Thursday, April 17, 2025
Quickie: Im freien Fall
Es geht überall bergab… außer vielleicht in den Gefängnissen von El Salvador. Dort steigen die Zahlen der Häftlinge an, wann immer Donald Trump unliebsame Mitbürger identifiziert, seien es nun Einwanderer oder Mitglieder der Harvard-Administration. Aber ich wollte ja nicht ganz so viel über Politik schreiben, deswegen hier ein ganz anderes Thema. Gestern habe ich in den Nachrichten gelesen, wieder einmal sei eine Person von öffentlichem Interesse - konkret ein Fußballer - bei einem Sturz vom Balkon gestorben. Selbst wenn wir Kremlkritiker mal außen vor lassen, kommt das in letzter Zeit ganz schön oft vor, findet ihr nicht auch?

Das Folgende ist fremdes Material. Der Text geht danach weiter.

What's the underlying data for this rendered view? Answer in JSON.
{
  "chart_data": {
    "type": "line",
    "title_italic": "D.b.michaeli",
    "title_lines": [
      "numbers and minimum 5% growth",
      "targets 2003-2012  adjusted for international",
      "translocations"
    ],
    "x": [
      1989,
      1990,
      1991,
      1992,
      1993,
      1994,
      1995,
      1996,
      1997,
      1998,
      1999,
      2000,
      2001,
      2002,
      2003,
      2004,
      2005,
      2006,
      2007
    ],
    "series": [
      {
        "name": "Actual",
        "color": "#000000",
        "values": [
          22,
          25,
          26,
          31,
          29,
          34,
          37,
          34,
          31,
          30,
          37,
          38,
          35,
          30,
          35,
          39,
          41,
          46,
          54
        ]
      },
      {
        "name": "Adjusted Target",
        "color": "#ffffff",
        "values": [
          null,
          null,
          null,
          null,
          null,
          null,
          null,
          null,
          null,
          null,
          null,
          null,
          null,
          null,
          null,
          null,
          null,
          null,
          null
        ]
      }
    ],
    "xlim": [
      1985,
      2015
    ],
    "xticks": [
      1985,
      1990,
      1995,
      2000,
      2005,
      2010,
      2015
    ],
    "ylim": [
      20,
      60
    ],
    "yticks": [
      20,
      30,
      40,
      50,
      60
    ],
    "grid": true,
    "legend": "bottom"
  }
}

Die Hintergründe sind mir nicht bekannt, es wird wohl noch ermittelt. Laut den Medien kam der Mann ursprünglich aus Gabun, kickte dann in der Türkei sowie verschiedenen anderen Ländern und verbrachte seinen Lebensabend, wenn man es so nennen will, in einem chinesischen Hochhaus. Und prompt geht wieder eine Welle angedeuteter Trauer - mal ehrlich, viele der Kondolierenden kannten den Mann gar nicht - durch die sozialen Netzwerke. In der Zeit, die ein Journalist braucht, um eine solche Meldung zu verfassen, sterben im Bürgerkrieg im Jemen oder im Sudan ein Dutzend Leute, und niemand schreibt darüber. Andererseits sind das keine Promis, sondern nur einfache Bürger der Dritten Welt, mehr gibt es darüber nicht zu sagen.
Nochmal zurück zu dem besagten Fall (kein Wortspiel beabsichtigt). Diese Todesursache, ein Sturz aus großer Höhe, hat in den vergangenen Jahren gefühlt stark zugenommen, seien es nun zugedröhnte Stars in Hotelzimmern oder Selfie-Touristen an irgendwelchen malerischen Klippen. Im 21. Jahrhundert bauen die Menschen selbstfahrende Autos, selbstschießende Drohnen und generell selbstdenkende Maschinen, doch sie haben ihr eigenes Gleichgewicht immer seltener im Griff. Vor einiger Zeit haben Bekannte und ich gewitzelt, dass man die Evolution ein ordentliches Stück vorantreiben könnte, indem man alle Warnschilder an Abgründen entfernt. Da scheint etwas dran zu sein.
Das Phänomen an sich ist schon bedenklich, aber noch schlimmer ist, was die Medien daraus machen. Als Liam Payne (ein Mitglied der erfolgreichen Boygroup “One Direction”, falls euch der Name nix sagt) vor einem halben Jahr auf die gleiche Weise das Zeitliche segnete, überschlugen sich die Nachrichtenwebseiten regelrecht. Tagelang wurden sein Tod und die letzte Phase seines Lebens ausgeschlachtet. Die Feststellung der Todesursache allein bekam ungefähr genauso viele Headlines wie alle Erdbeben im Myanmar in den letzten 50 Jahren zusammengenommen. Und nun ratet mal: Er starb tatsächlich an den Folgen des Sturzes. Nicht zu fassen!
Für die Angehörigen und Freunde eines so Verblichenen ist die Angelegenheit sicher tragisch. Andererseits ist die Auslese von Vertretern der Spezies, die oben und unten nicht unterscheiden können (bzw. die allgemein mit der Erkennung von Gefahren im Alltag - beispielsweise Hochspannungsleitungen - ein Problem haben), ein von der Natur gewollter Prozess. Mein Vorschlag: Lasst sie einfach machen. Schreibt nicht mehr darüber. Gebt ihnen keine Plattform. Und wenn einer den Juckreiz in seinem Schritt mit Feuerzeug und Spiritus oder auch mit einer Kettensäge wegkurieren möchte, hindert ihn nicht daran. Die Evolution wird uns dankbar sein.